When clean is too clean

As much as we rely on antibacterial wipes, sprays and gels – especially in the wake of the H1N1 virus – to keep ourselves and our children germ-free, overusing chemical disinfectants and antibacterial cleaners in the home could be hazardous to you and your baby's health as well as to the environment.

A recent study published by green organisation Women's Voices for the Earth ( and reviewed by medical scientists) took a look at common antimicrobial chemicals and their associated health impacts.

Ammonia, often used in hard-surface and glass cleaners, can irritate the skin, eyes, throat and lungs and even burn skin on contact, while chlorine bleach is dangerous if mixed with another cleaner containing ammonia, causing chlorine gas to be released, which can trigger shortness of breath, chest pain and nausea.

Other chemicals such as Triclosan and Triclocarban, commonly added to cleaning products, including hand soap, have been linked to endocrine disruption, and the potential of an increased risk of breast cancer.

" There are also concerns that the overuse of antimicrobial products is creating drug-resistant bacteria, more commonly known as ' superbugs'," says the report.

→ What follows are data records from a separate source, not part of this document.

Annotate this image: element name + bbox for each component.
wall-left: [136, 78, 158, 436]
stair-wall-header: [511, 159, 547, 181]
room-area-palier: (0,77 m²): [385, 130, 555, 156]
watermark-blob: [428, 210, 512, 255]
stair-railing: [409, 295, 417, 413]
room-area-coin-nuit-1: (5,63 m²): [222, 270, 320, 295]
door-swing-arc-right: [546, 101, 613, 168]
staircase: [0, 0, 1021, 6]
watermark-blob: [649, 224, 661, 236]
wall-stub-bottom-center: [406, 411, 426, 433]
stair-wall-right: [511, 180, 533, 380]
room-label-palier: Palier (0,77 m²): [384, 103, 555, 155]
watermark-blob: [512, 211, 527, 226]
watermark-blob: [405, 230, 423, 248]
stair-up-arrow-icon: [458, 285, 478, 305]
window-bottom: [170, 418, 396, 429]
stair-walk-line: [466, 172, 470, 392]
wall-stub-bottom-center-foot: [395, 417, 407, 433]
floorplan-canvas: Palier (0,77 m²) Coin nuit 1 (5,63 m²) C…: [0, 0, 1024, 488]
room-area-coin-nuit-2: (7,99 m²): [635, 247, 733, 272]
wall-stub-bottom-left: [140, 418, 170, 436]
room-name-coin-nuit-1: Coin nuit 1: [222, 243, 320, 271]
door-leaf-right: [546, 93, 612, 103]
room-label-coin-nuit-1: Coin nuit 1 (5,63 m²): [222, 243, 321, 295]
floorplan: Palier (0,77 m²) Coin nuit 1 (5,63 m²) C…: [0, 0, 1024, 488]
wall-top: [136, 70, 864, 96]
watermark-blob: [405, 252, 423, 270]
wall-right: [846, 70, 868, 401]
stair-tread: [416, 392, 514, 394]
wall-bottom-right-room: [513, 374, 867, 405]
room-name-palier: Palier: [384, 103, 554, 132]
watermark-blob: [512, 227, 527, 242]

To this end, bacteria have been found in the laboratory, and in some cases in the natural environment, which are resistant to these antimicrobial chemicals.

" Just as not completing a course of antibiotics allows for the growth of resistant bacteria within the body, so does the excessive use of antimicrobial products."

Studies show that in most families women are still doing the bulk of the household cleaning and as the mother's womb is the first environment the baby experiences, the chemicals stored in her body are passed on during pregnancy.

When using chemical cleaners it is best to use sparingly and in a well-ventilated room.

The good news is that armed with a few cupboard staples as well as soap, water and good old-fashioned elbow grease, it is possible to keep your little ones clean, green and germ-free.

Vinegar is not just great for adding a sparkling finish to your glassware, it also has natural antibacterial properties as do essential oils, including thyme, clove and eucalyptus oils. One study found that some properties of thyme oil enabled it to destroy E. coli, a common bacteria that can cause food poisoning.

Here are some more interesting facts: microwaving a sponge for just one minute has been shown in studies to destroy 99.9pc of bacteria on its surfaces, which is just as effective at reducing bacteria as soaking it in a bleach solution for five minutes, while regularly washing dishcloths will also prevent bacterial build-up.

If you're looking for green cleaning products, brands such as Ecover produce a line of washing-up liquid, laundry powder, surface cleaners and stain removers.